Market entry is typically treated as a phase, and consumer understanding is often treated the same way, concentrated upfront and revisited once performance starts to soften. That approach assumes a stable market, which is rarely the case. Urbanization shifts routines, digital ordering resets expectations, income pressure reshapes value, and competitors continually redefine benchmarks. Behavior can diverge significantly across regions within the same country, to the point where averages stop being useful for decision-making.

Brands that remain relevant do not treat research as an occasional validation exercise. They embed it into pricing, product development, store formats, service design, delivery decisions, and communication. They continuously update their understanding and allow it to inform decisions before decline becomes visible in the numbers. Where that system is absent, the gap between the brand and the market widens gradually. The brand does not collapse, but it becomes easier to skip; growth slows; recovery becomes more expensive; and the organization starts explaining the market rather than responding to it.

Markets do not reject brands outright. They test them, incorporate what fits, and move past what does not. Relevance is not declared in the strategy or secured at entry. It is maintained through consistent alignment with behavior, and once that alignment breaks, the decline tends to be gradual, predictable, and difficult to reverse.

For brands operating across multiple markets, this is not a one-off exercise. Relevance depends on continuously understanding how behavior differs by market and how it evolves over time.

Kadence International works with brands at both stages, supporting market entry and, more critically, helping them stay relevant by grounding decisions in real consumer behavior through a combination of qualitative, quantitative, and in-context research.

FAQs

Why do brands lose relevance after entering a new market?

Brands lose relevance when they continue operating against outdated assumptions about consumer behavior. Markets evolve, routines shift, and competitors redefine expectations, but many brands fail to update their understanding. The issue is rarely the initial strategy; it is the lack of ongoing alignment with how consumers actually live and make decisions.

What is the difference between market entry success and long-term success?

Market entry success is about gaining access and driving trial. Long-term success depends on repeat behavior. A brand may achieve early visibility and initial demand, but without fitting into everyday routines, it will not sustain frequency. Relevance is determined by habitual use, not initial expansion.

Why are traditional metrics like awareness and NPS not enough?

Awareness and satisfaction indicate how a brand is perceived, but they do not explain behavior. A brand can be well known and liked while losing usage. Metrics such as repeat purchase, share of consumption occasions, and switching behavior provide a clearer view of whether the brand is actually embedded in daily life.
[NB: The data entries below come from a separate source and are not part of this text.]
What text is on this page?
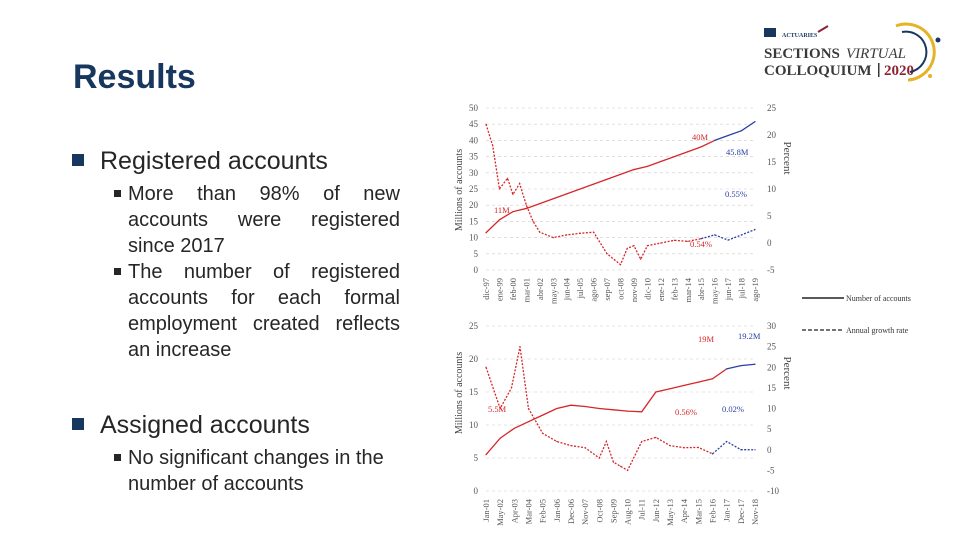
Results
Registered accounts
More than 98% of new accounts were registered since 2017
The number of registered accounts for each formal employment created reflects an increase
Assigned accounts
No significant changes in the number of accounts
ACTUARIES
SECTIONS VIRTUAL
COLLOQUIUM 2020
Millions of accounts	Percent
0
5
10
15
20
25
30
35
40
45
50
-5
0
5
10
15
20
25
dic-97 ene-99 feb-00 mar-01 abr-02 may-03 jun-04 jul-05 ago-06 sep-07 oct-08 nov-09 dic-10 ene-12 feb-13 mar-14 abr-15 may-16 jun-17 jul-18 ago-19
40M
45.8M
11M
0.55%
0.54%
Millions of accounts	Percent
0
5
10
15
20
25
-10
-5
0
5
10
15
20
25
30
Jan-01 May-02 Apr-03 Mar-04 Feb-05 Jan-06 Dec-06 Nov-07 Oct-08 Sep-09 Aug-10 Jul-11 Jun-12 May-13 Apr-14 Mar-15 Feb-16 Jan-17 Dec-17 Nov-18
19M	19.2M
5.5M	0.56%	0.02%
Number of accounts
Annual growth rate
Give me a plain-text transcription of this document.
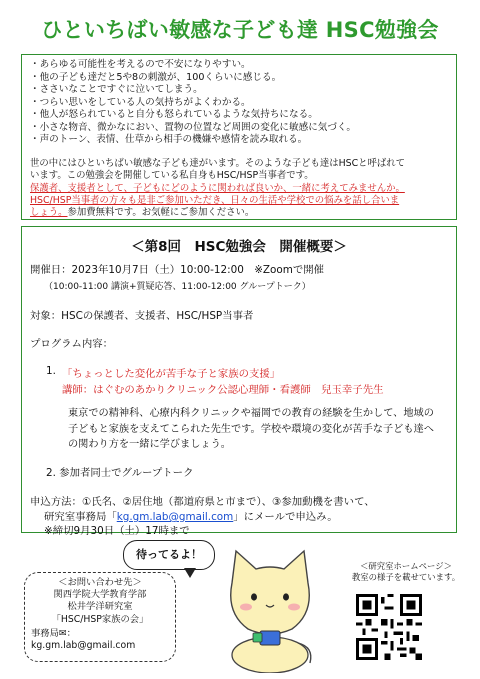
ひといちばい敏感な子ども達 HSC勉強会
・ あらゆる可能性を考えるので不安になりやすい。
・ 他の子ども達だと5や8の刺激が、100くらいに感じる。
・ ささいなことですぐに泣いてしまう。
・ つらい思いをしている人の気持ちがよくわかる。
・ 他人が怒られていると自分も怒られているような気持ちになる。
・ 小さな物音、微かなにおい、置物の位置など周囲の変化に敏感に気づく。
・ 声のトーン、表情、仕草から相手の機嫌や感情を読み取れる。
世の中にはひといちばい敏感な子ども達がいます。そのような子ども達はHSCと呼ばれて
います。この勉強会を開催している私自身もHSC/HSP当事者です。
保護者、支援者として、子どもにどのように関われば良いか、一緒に考えてみませんか。
HSC/HSP当事者の方々も是非ご参加いただき、日々の生活や学校での悩みを話し合いま
しょう。参加費無料です。お気軽にご参加ください。
＜第8回　HSC勉強会　開催概要＞
開催日：2023年10月7日（土）10:00-12:00　※Zoomで開催
（10:00-11:00 講演+質疑応答、11:00-12:00 グループトーク）
対象：HSCの保護者、支援者、HSC/HSP当事者
プログラム内容：
1. 「ちょっとした変化が苦手な子と家族の支援」
講師：はぐむのあかりクリニック公認心理師・看護師　兒玉幸子先生
東京での精神科、心療内科クリニックや福岡での教育の経験を生かして、地域の子どもと家族を支えてこられた先生です。学校や環境の変化が苦手な子ども達への関わり方を一緒に学びましょう。
2. 参加者同士でグループトーク
申込方法：①氏名、②居住地（都道府県と市まで）、③参加動機を書いて、
研究室事務局「kg.gm.lab@gmail.com」にメールで申込み。
※締切9月30日（土）17時まで
待ってるよ！
＜お問い合わせ先＞
関西学院大学教育学部
松井学洋研究室
「HSC/HSP家族の会」
事務局✉：kg.gm.lab@gmail.com
＜研究室ホームページ＞
教室の様子を載せています。
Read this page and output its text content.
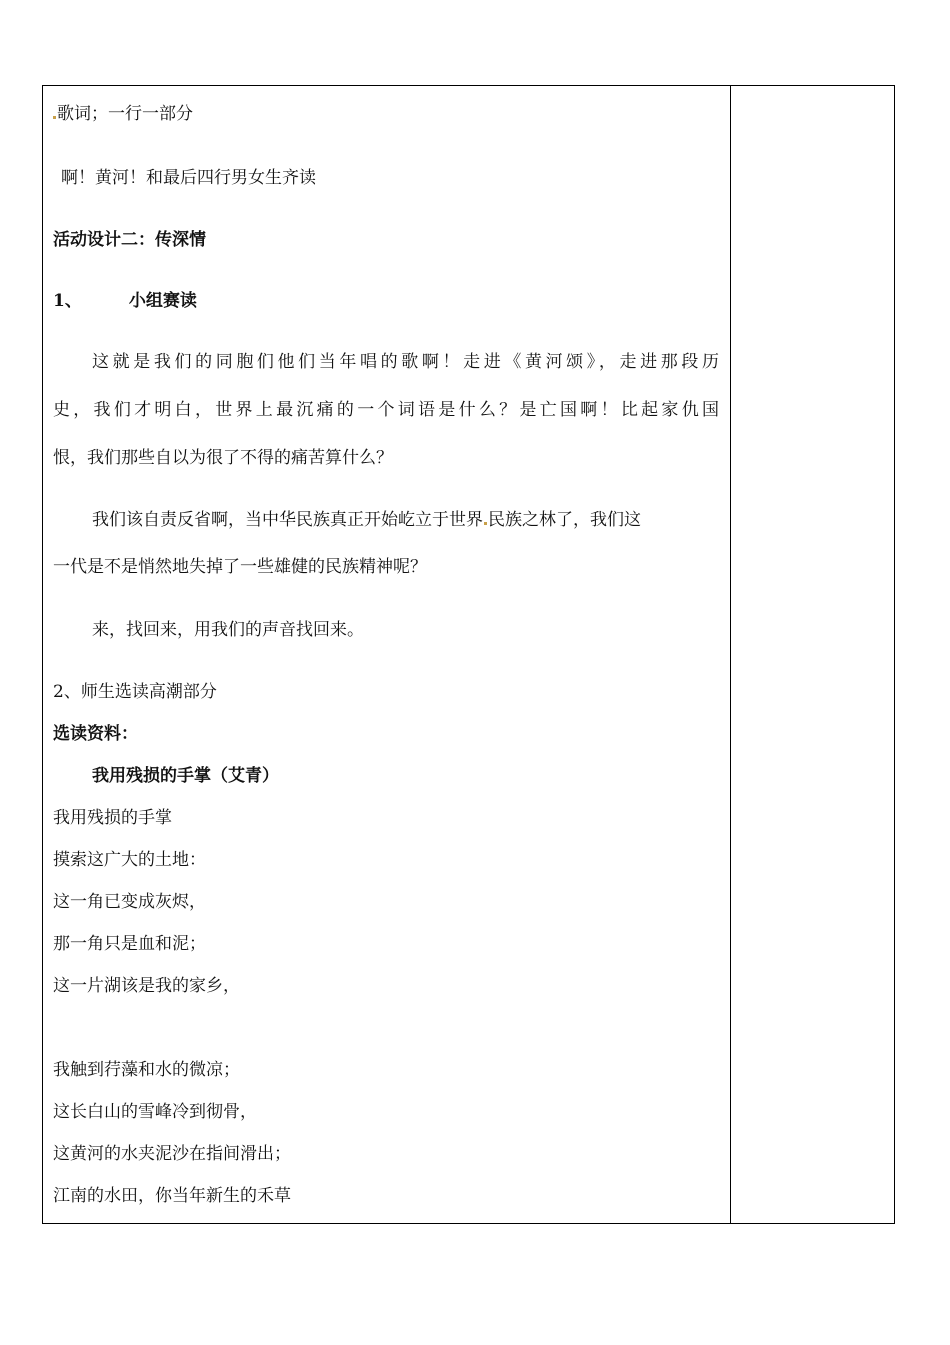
歌词；一行一部分
啊！黄河！和最后四行男女生齐读
活动设计二：传深情
1、	小组赛读
这就是我们的同胞们他们当年唱的歌啊！走进《黄河颂》，走进那段历
史，我们才明白，世界上最沉痛的一个词语是什么？是亡国啊！比起家仇国
恨，我们那些自以为很了不得的痛苦算什么？
我们该自责反省啊，当中华民族真正开始屹立于世界 民族之林了，我们这
一代是不是悄然地失掉了一些雄健的民族精神呢？
来，找回来，用我们的声音找回来。
2、师生选读高潮部分
选读资料：
我用残损的手掌（艾青）
我用残损的手掌
摸索这广大的土地：
这一角已变成灰烬，
那一角只是血和泥；
这一片湖该是我的家乡，
我触到荇藻和水的微凉；
这长白山的雪峰冷到彻骨，
这黄河的水夹泥沙在指间滑出；
江南的水田，你当年新生的禾草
What type of market research is required to maintain relevance?

Maintaining relevance requires a combination of qualitative and quantitative research. Ethnographic studies and in-context interviews reveal how consumers behave in real situations, while quantitative modeling shows how those behaviors scale across segments. Sensory and product testing ensure the offering meets expectations that drive repeat use. No single method is sufficient on its own.

How can brands stay relevant across multiple markets over time?

Brands stay relevant by continuously updating their understanding of consumer behavior in each market and allowing that understanding to shape decisions. This includes adapting pricing, product, delivery, and service models as behavior evolves, rather than treating market research as a one-time exercise. Relevance must be managed as an ongoing condition, not assumed after entry.